Notwithstanding claims by U.S. Treasury Secretary Henry Paulson, Jr., that soaring energy costs are in part due to "minimal investment" by oil producing nations in new oil wells and refineries, the near-certain prospect of continuing increases in oil prices is not entirely the result of surging demand for hydrocarbon products by fast-growing countries like India and China, although the underlying supply and demand dynamics do link the surging growth of those two economies to what is happening to fuel prices right here in the United States. However, considerably more of the reason oil prices are skyrocketing is the collapse of the value of the dollar against major foreign currencies: this is driving the cost of all imports upward.
A weakening U.S. dollar makes imports from foreign nations more expensive and makes domestic exports to the rest of the world cheaper. Entirely aside from what are undoubtedly somewhat tight supply conditions and escalating global demand, the literal collapse of the greenback against currencies like the euro and the yen is greatly magnifying any increases in the price of all foreign-produced products save for those from China, a country still manipulating the exchange rate of its currency to the dollar, notwithstanding assurances to the contrary by both the Bush Administration and the rulers in Beijing.

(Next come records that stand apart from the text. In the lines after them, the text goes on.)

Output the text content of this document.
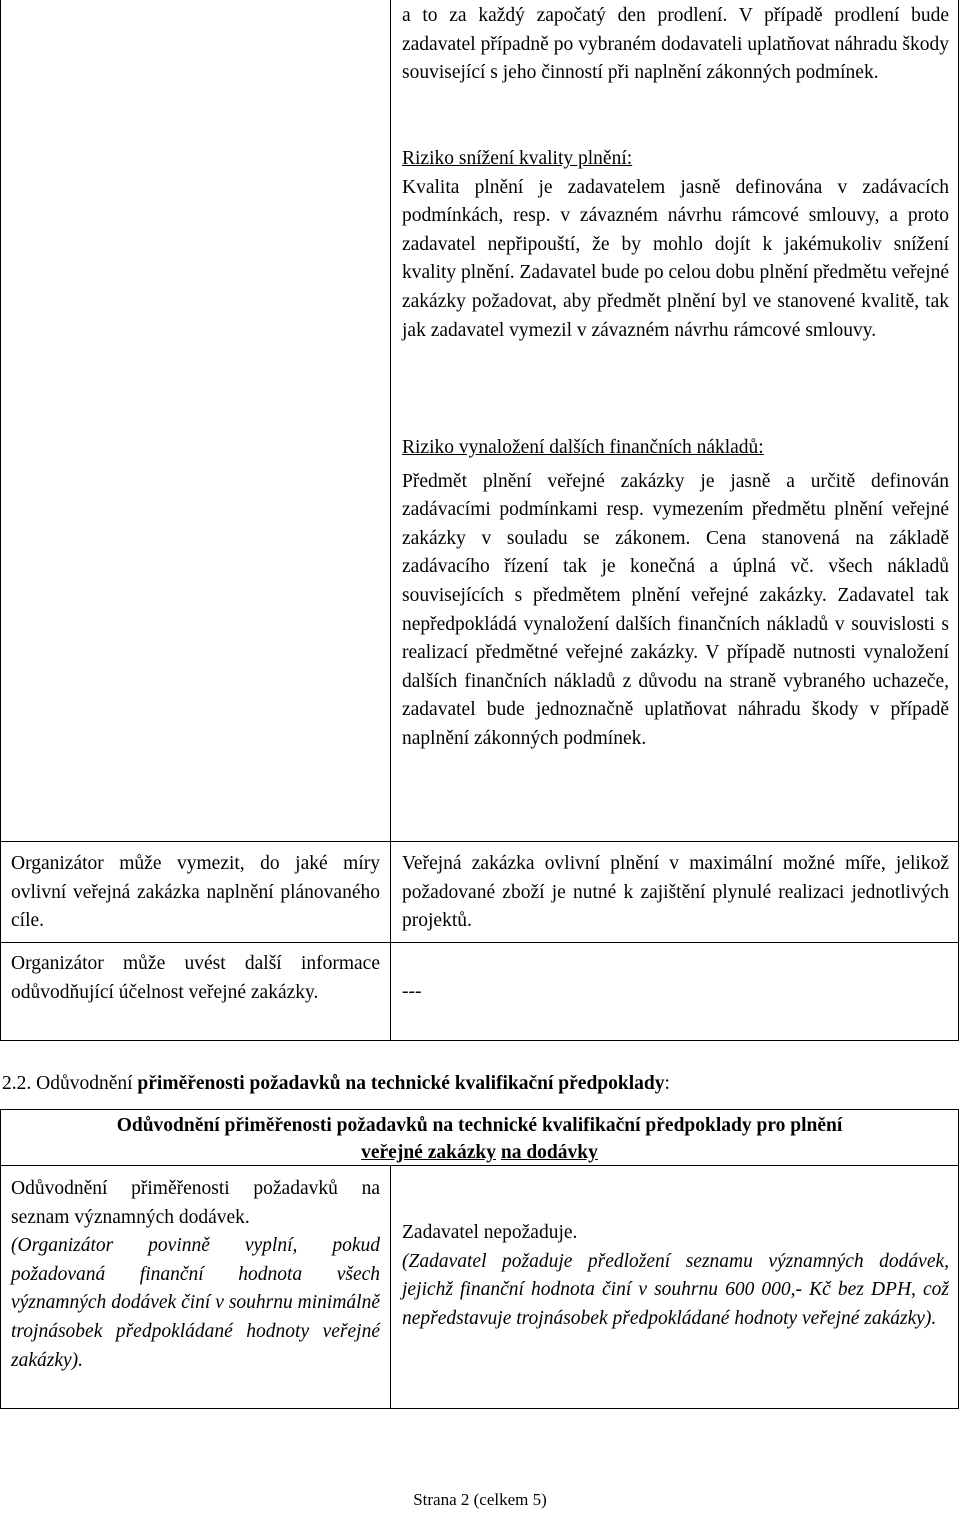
a to za každý započatý den prodlení. V případě prodlení bude zadavatel případně po vybraném dodavateli uplatňovat náhradu škody související s jeho činností při naplnění zákonných podmínek.

Riziko snížení kvality plnění:

Kvalita plnění je zadavatelem jasně definována v zadávacích podmínkách, resp. v závazném návrhu rámcové smlouvy, a proto zadavatel nepřipouští, že by mohlo dojít k jakémukoliv snížení kvality plnění. Zadavatel bude po celou dobu plnění předmětu veřejné zakázky požadovat, aby předmět plnění byl ve stanovené kvalitě, tak jak zadavatel vymezil v závazném návrhu rámcové smlouvy.

Riziko vynaložení dalších finančních nákladů:

Předmět plnění veřejné zakázky je jasně a určitě definován zadávacími podmínkami resp. vymezením předmětu plnění veřejné zakázky v souladu se zákonem. Cena stanovená na základě zadávacího řízení tak je konečná a úplná vč. všech nákladů souvisejících s předmětem plnění veřejné zakázky. Zadavatel tak nepředpokládá vynaložení dalších finančních nákladů v souvislosti s realizací předmětné veřejné zakázky. V případě nutnosti vynaložení dalších finančních nákladů z důvodu na straně vybraného uchazeče, zadavatel bude jednoznačně uplatňovat náhradu škody v případě naplnění zákonných podmínek.

Organizátor může vymezit, do jaké míry ovlivní veřejná zakázka naplnění plánovaného cíle.

Veřejná zakázka ovlivní plnění v maximální možné míře, jelikož požadované zboží je nutné k zajištění plynulé realizaci jednotlivých projektů.

Organizátor může uvést další informace odůvodňující účelnost veřejné zakázky.	---

2.2. Odůvodnění přiměřenosti požadavků na technické kvalifikační předpoklady:

Odůvodnění přiměřenosti požadavků na technické kvalifikační předpoklady pro plnění

veřejné zakázky na dodávky

Odůvodnění přiměřenosti požadavků na seznam významných dodávek.

(Organizátor povinně vyplní, pokud požadovaná finanční hodnota všech významných dodávek činí v souhrnu minimálně trojnásobek předpokládané hodnoty veřejné zakázky).

Zadavatel nepožaduje.

(Zadavatel požaduje předložení seznamu významných dodávek, jejichž finanční hodnota činí v souhrnu 600 000,- Kč bez DPH, což nepředstavuje trojnásobek předpokládané hodnoty veřejné zakázky).

Strana 2 (celkem 5)
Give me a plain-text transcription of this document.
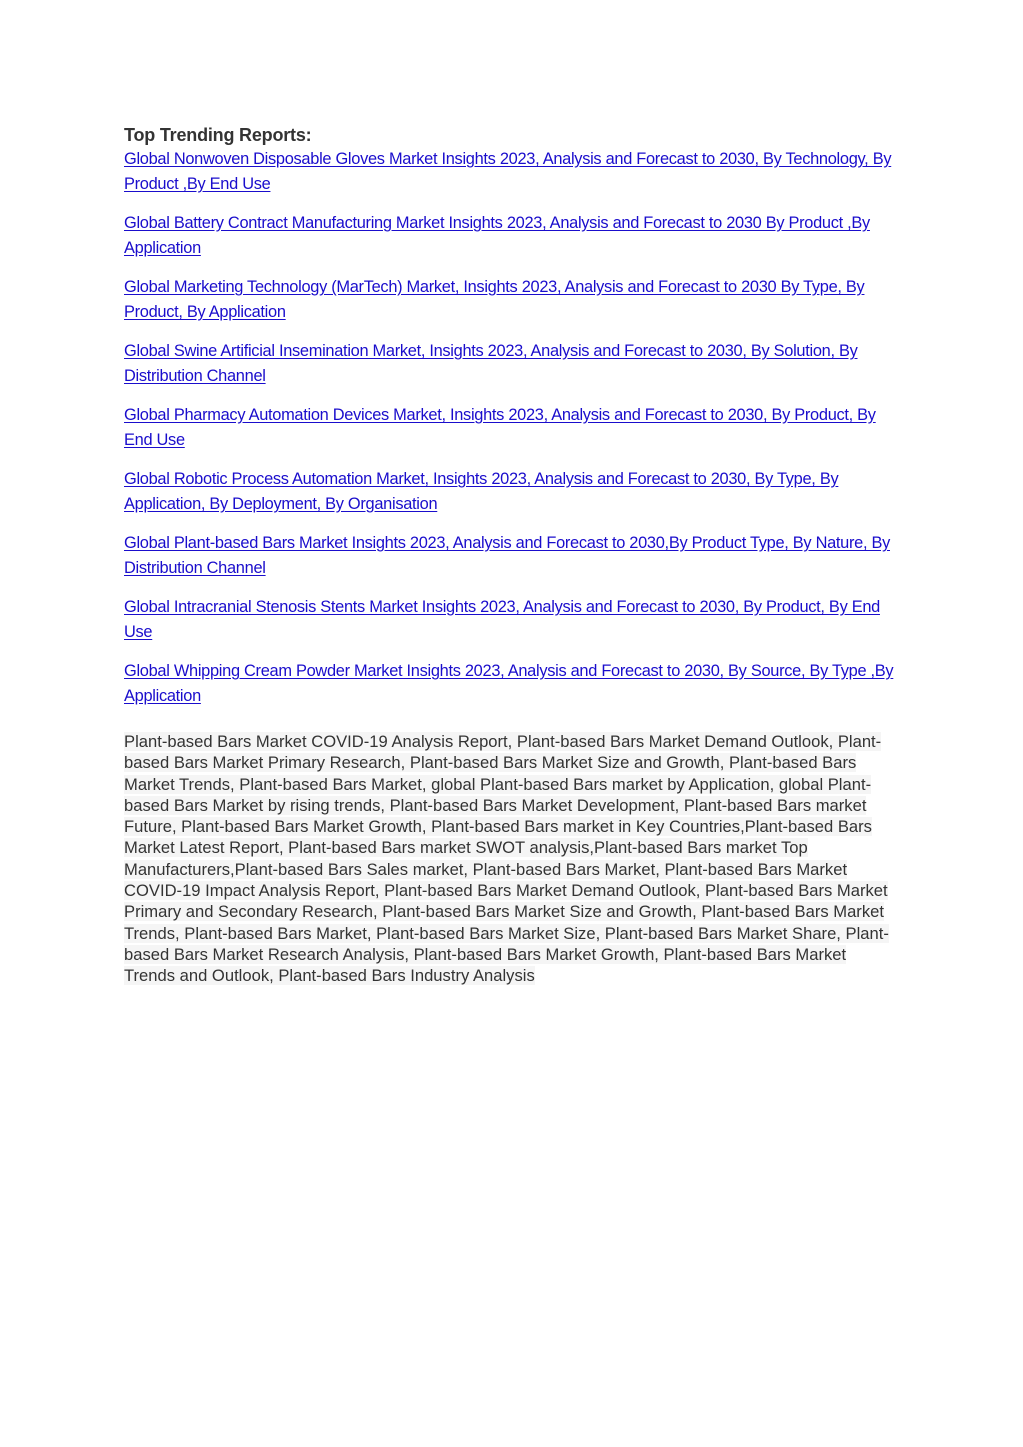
Top Trending Reports:
Global Nonwoven Disposable Gloves Market Insights 2023, Analysis and Forecast to 2030, By Technology, By Product ,By End Use
Global Battery Contract Manufacturing Market Insights 2023, Analysis and Forecast to 2030 By Product ,By Application
Global Marketing Technology (MarTech) Market, Insights 2023, Analysis and Forecast to 2030 By Type, By Product, By Application
Global Swine Artificial Insemination Market, Insights 2023, Analysis and Forecast to 2030, By Solution, By Distribution Channel
Global Pharmacy Automation Devices Market, Insights 2023, Analysis and Forecast to 2030, By Product, By End Use
Global Robotic Process Automation Market, Insights 2023, Analysis and Forecast to 2030, By Type, By Application, By Deployment, By Organisation
Global Plant-based Bars Market Insights 2023, Analysis and Forecast to 2030,By Product Type, By Nature, By Distribution Channel
Global Intracranial Stenosis Stents Market Insights 2023, Analysis and Forecast to 2030, By Product, By End Use
Global Whipping Cream Powder Market Insights 2023, Analysis and Forecast to 2030, By Source, By Type ,By Application

Plant-based Bars Market COVID-19 Analysis Report, Plant-based Bars Market Demand Outlook, Plant-based Bars Market Primary Research, Plant-based Bars Market Size and Growth, Plant-based Bars Market Trends, Plant-based Bars Market, global Plant-based Bars market by Application, global Plant-based Bars Market by rising trends, Plant-based Bars Market Development, Plant-based Bars market Future, Plant-based Bars Market Growth, Plant-based Bars market in Key Countries,Plant-based Bars Market Latest Report, Plant-based Bars market SWOT analysis,Plant-based Bars market Top Manufacturers,Plant-based Bars Sales market, Plant-based Bars Market, Plant-based Bars Market COVID-19 Impact Analysis Report, Plant-based Bars Market Demand Outlook, Plant-based Bars Market Primary and Secondary Research, Plant-based Bars Market Size and Growth, Plant-based Bars Market Trends, Plant-based Bars Market, Plant-based Bars Market Size, Plant-based Bars Market Share, Plant-based Bars Market Research Analysis, Plant-based Bars Market Growth, Plant-based Bars Market Trends and Outlook, Plant-based Bars Industry Analysis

Even the representatives of the G-8, meeting this past week in Osaka, conceded that the precipitous decline of the greenback was a primary cause of the rising price of oil (after the august body of ministers ritualistically laid some of the blame at the doorstep of unnamed, shadowy, altogether evil "oil speculators").
The graphic below, created from data available at the Energy Information Administration, shows the monthly spot price for Brent Crude from January 2000 to June 13, 2008, along with the exchange rate of the euro against the dollar.
The inverse relationship is striking, as is the recent increase in the steepness of the rise in the spot price of oil. The mirror image part of the visual relationship in the graphic above is the result of the collapse of the dollar; the acceleration of the trend is largely the result of the rising demand in emerging economies like China and India. Neither of those two causes are likely to vanish in the foreseeable future, so the cost of oil and products derived therefrom has virtually no prospect of going anywhere but further upward for a long time to come.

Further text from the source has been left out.